The summation of Kruger’s republic by esteemed historian, Andrew Roberts, probably puts it best:
‘The Transvaal was in no way a democracy. No Catholic or Jew was allowed to vote or hold office. Every Boer was compelled to own a rifle; no non-Boer was allowed to. Johannesburg, with 50,000 mainly uitlander inhabitants, was not even allowed an unelected municipal council. English was banned in all official proceedings. Judges were appointed by Kruger, who controlled all the Government monopolies from jam to dynamite. By far the largest proportion of the tax burden was carried by the uitlanders, yet no open-air public meetings were permitted. Newspapers could be closed down arbitrarily without any reason given. Above all, full citizenship was almost impossible to gain for non-Boers. Pretoria ran a tight, tough, quasi-police state.’

Bear in mind that Smuts left the Cape Colony and moved to Kruger’s Transvaal.
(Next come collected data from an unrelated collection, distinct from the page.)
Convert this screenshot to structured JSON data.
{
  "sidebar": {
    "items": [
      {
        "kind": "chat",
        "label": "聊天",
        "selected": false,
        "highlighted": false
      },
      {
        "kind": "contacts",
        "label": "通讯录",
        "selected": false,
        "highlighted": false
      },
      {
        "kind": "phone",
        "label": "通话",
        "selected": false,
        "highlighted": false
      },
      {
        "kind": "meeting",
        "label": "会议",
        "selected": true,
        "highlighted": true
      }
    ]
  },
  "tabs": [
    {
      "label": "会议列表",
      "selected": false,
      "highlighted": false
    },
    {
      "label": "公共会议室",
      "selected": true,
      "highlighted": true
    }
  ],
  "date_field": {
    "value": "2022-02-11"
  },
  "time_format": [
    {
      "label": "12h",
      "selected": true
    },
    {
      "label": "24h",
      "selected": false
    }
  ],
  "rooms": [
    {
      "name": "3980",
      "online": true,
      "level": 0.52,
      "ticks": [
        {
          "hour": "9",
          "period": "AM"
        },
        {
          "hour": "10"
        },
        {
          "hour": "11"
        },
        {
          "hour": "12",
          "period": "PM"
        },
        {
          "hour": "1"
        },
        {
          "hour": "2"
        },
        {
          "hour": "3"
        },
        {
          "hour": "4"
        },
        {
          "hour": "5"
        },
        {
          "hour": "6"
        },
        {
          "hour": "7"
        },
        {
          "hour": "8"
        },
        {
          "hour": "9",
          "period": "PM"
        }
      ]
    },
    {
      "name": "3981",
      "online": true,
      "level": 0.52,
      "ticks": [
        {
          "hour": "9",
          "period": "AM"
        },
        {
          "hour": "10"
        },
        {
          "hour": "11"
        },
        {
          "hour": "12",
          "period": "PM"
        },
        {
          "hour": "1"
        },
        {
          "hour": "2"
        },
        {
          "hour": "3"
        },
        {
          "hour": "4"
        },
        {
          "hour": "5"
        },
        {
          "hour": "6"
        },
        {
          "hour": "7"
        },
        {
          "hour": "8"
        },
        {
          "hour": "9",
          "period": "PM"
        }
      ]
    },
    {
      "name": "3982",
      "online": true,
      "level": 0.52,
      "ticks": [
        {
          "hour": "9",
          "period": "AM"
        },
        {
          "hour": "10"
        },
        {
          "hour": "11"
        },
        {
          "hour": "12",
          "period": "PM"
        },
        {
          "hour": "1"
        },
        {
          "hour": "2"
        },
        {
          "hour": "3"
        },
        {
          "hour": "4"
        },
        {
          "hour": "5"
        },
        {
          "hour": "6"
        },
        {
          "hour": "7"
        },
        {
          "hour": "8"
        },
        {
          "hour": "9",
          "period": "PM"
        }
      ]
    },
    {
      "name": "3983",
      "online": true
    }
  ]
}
I shall let the reader draw his own conclusions as to which system was ‘oppressive’.

Despite Kruger’s gang having started the Boer War, Britain was magnanimous in victory, and (unlike the endless chicanery practiced by Kruger) did nothing to prevent Afrikaners from dominating the political scene in the Transvaal post-war and, a few years later, in the Union of South Africa. Indeed, Botha was elected as the first Prime Minister of the latter, with Smuts holding the Ministries of the Interior, Mines and Defence – essentially the second most important man in South Africa… ‘oppressed’ indeed.
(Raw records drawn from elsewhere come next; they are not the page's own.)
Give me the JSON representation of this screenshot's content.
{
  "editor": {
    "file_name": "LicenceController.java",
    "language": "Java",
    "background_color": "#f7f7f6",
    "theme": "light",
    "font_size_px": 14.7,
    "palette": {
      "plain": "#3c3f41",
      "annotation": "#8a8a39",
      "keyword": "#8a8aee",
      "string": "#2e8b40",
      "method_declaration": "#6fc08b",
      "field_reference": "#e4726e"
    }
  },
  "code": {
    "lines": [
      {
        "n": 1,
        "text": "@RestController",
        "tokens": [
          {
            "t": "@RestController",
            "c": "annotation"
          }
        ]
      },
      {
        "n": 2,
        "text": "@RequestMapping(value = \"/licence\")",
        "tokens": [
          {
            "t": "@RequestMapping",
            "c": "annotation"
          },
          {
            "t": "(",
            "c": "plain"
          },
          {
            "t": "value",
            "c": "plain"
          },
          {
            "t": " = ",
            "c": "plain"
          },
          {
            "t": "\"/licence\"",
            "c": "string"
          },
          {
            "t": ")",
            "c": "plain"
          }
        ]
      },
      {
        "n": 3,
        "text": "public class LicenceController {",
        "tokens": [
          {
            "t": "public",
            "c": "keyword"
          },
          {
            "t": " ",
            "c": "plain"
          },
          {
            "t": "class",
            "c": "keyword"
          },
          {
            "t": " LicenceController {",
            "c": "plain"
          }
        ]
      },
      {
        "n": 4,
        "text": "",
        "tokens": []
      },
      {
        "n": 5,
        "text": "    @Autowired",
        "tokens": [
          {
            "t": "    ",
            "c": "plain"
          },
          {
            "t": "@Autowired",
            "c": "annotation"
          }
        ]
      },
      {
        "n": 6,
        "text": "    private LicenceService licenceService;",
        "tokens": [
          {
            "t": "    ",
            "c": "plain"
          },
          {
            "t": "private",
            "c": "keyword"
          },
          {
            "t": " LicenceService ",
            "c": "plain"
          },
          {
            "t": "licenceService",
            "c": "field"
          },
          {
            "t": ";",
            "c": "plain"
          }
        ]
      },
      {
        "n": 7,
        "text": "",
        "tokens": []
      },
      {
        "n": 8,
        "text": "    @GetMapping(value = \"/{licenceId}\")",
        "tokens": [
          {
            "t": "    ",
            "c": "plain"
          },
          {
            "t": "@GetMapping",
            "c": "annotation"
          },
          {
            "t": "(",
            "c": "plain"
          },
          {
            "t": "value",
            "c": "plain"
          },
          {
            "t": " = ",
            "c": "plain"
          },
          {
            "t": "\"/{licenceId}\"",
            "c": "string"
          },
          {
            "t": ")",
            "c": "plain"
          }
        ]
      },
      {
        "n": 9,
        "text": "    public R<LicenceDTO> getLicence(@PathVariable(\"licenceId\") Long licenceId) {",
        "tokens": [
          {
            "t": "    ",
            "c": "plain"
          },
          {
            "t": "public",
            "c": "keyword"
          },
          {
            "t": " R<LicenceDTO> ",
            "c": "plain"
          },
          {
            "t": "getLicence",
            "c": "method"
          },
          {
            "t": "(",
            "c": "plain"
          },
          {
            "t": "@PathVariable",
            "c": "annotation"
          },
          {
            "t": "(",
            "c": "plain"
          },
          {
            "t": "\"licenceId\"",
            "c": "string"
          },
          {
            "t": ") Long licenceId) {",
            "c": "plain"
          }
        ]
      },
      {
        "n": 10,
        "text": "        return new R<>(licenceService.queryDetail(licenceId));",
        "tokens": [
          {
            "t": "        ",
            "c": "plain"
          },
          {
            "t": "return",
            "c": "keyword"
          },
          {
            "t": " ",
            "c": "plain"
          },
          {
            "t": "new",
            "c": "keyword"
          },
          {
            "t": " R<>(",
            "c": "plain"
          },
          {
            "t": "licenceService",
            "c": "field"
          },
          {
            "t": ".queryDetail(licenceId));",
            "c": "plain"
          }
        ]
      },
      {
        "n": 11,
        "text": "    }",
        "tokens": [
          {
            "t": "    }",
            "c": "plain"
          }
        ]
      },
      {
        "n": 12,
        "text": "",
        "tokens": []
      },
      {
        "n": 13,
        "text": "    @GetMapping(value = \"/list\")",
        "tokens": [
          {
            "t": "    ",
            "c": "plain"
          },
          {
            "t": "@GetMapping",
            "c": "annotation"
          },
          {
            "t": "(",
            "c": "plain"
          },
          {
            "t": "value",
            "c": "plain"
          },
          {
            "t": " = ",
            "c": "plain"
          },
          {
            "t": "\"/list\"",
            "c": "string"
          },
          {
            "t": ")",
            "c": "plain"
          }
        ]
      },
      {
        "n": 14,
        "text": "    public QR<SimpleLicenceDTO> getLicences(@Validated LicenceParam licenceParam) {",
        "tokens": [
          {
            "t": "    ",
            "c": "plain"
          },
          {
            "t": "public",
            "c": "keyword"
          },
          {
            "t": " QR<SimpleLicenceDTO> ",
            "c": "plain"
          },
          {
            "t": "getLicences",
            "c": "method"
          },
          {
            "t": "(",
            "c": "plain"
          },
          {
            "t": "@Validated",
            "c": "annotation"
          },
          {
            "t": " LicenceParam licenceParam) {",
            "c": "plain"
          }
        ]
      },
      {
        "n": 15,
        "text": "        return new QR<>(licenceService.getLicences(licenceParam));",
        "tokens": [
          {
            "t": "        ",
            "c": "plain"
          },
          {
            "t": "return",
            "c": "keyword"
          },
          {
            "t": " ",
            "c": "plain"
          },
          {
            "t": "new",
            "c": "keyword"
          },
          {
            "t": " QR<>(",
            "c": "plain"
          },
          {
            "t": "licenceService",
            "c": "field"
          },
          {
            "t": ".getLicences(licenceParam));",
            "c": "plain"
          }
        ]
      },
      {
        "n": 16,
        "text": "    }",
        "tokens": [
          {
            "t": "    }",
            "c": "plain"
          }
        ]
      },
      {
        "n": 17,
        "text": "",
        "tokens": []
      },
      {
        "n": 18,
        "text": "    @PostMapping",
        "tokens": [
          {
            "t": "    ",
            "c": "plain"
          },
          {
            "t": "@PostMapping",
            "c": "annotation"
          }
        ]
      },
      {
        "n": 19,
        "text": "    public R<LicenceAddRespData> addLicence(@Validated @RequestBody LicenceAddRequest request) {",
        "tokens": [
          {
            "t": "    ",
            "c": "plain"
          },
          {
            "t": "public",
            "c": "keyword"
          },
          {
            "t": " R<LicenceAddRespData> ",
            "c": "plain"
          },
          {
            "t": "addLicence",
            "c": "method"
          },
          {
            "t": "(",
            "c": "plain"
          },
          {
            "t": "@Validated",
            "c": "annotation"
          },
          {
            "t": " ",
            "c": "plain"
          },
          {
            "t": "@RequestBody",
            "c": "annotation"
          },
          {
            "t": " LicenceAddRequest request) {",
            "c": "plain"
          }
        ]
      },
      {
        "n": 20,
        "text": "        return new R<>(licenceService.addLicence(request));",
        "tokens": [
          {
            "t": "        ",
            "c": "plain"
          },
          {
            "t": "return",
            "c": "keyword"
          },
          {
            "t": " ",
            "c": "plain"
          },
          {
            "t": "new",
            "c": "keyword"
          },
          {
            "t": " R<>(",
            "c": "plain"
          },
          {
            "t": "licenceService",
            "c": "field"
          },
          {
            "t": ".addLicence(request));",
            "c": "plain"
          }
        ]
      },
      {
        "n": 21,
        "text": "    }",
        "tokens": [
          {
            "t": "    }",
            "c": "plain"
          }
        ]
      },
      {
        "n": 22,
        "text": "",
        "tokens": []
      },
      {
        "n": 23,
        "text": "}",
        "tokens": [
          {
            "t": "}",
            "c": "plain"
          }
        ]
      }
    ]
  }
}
Equally entertaining is the way that Wessels sagely assures us that Botha ‘as a teenager, fought alongside Zulu warriors in a common quest to secure the land on which his family would farm and eventually prosper but at great risk and against enormous odds’, but then – just a moment later – proudly declares: ‘they ‘stole’ nothing’… so who, one wonders, does Mr Wessels think was living on the land that Botha had to fight ‘alongside Zulu warriors’ to ‘secure’ (ie. ‘take’)? If the land was empty, why, one wonders, did Botha et al need to fight alongside Zulu warriors at ‘great risk and against enormous odds’ to grab – sorry – ‘secure’ it?
The reality is that, in 1884, the 22-year old Louis Botha got involved in the Zulu Civil War, leading a group of Natal Boers in support of the paramount Zulu chief (Dinuzulu) against another chief (Usibepu) who had been permitted by the British to retain his lands. As Dinuzulu paid Botha and his mercenaries for their services by giving them some of Usibepu’s land after his defeat, it is doubtful that Usibepu would agree with Wessels’ bizarre claim that Botha ‘stole nothing’.
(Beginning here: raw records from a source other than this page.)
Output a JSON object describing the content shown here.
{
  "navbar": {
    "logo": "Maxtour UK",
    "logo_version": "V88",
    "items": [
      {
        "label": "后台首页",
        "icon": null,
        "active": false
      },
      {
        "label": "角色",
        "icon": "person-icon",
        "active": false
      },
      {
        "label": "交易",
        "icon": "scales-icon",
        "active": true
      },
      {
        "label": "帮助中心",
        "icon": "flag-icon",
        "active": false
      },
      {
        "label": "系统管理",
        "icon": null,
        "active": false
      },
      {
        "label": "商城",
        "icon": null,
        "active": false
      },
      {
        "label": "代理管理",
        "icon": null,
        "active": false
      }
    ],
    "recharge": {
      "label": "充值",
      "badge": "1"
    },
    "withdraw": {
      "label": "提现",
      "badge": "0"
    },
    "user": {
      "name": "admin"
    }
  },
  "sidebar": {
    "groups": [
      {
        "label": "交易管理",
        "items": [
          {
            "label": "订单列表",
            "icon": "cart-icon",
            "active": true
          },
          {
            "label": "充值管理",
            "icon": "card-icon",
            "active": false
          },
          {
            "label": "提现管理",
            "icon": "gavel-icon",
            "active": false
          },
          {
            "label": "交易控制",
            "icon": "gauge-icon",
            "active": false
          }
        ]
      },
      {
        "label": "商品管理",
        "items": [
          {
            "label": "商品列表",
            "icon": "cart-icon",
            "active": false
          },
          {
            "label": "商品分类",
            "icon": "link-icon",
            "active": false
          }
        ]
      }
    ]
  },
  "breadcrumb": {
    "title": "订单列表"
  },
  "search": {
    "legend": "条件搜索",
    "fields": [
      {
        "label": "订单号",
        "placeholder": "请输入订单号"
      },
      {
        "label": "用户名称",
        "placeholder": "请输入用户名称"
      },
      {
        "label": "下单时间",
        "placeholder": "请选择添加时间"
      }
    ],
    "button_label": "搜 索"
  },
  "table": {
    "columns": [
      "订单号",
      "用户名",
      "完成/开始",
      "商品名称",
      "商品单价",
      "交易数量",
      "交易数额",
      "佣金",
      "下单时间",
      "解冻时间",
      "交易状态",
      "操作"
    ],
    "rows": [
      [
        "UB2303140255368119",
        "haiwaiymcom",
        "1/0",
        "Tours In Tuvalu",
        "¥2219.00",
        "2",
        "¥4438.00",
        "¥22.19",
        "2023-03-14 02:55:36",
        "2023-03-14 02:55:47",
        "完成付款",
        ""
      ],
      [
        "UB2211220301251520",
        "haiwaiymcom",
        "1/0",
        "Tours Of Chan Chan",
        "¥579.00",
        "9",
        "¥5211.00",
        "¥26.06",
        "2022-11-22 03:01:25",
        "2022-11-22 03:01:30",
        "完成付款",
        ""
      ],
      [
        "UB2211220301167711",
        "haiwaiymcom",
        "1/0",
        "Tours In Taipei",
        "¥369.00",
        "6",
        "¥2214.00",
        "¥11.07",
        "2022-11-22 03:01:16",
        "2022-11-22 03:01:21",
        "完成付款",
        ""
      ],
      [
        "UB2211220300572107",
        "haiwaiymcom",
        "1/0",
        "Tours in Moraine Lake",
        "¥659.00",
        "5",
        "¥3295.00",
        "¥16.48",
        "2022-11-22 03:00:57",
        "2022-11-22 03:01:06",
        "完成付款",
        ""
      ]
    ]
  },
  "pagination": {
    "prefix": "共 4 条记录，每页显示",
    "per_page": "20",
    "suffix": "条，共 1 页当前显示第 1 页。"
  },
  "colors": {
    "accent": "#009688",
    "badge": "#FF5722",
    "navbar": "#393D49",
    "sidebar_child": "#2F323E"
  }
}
And as for Wessels’ assertion that, just like the various icons of ‘the Struggle’, Smuts and Botha also ‘saw their families incarcerated’, it is worth noting that, at the end of the Boer War, Botha remarked: “one is only too thankful nowadays to know that our wives are under English protection”. What a strange ‘incarceration’ that would appear to be.

But of all the self-pitying, sob-story hogwash we are treated to in his article, the pièce de résistance must be this:

‘Both these men [Smuts and Botha] then went on to fight gallantly and ferociously for their right to self-determination, against the English who they viewed as a hated oppressor’.

This is presumably Wessels’ crackpot way of describing how Smuts and Botha were intimately involved in Kruger’s invasion of British territory in 1899? Aided by Prussian staff officers, Smuts drew up the final invasion plans, while (due to the chaotic command structure favoured by the Boers) Botha found himself a General overnight… but one is left baffled at how Wessels thinks that declaring war, then invading and annexing someone else’s land can possibly be described as ‘fighting for self-determination’… especially when the clearly stated aim of Kruger’s ill-considered Crusade was to build ‘an Afrikaans Empire, from the Zambesi to the Cape’. Presumably Wessels would also have us believe that the vast tracts of land the invading Boers annexed in the British territories of Natal, Cape Colony and Bechuanaland were ‘not stolen from anyone’ and were not actually grabbed at all, but merely ‘secured’.

Alas, it would seem that a few decades worth of endless Apartheid-era propaganda still has an impact on the mental capacities of some today.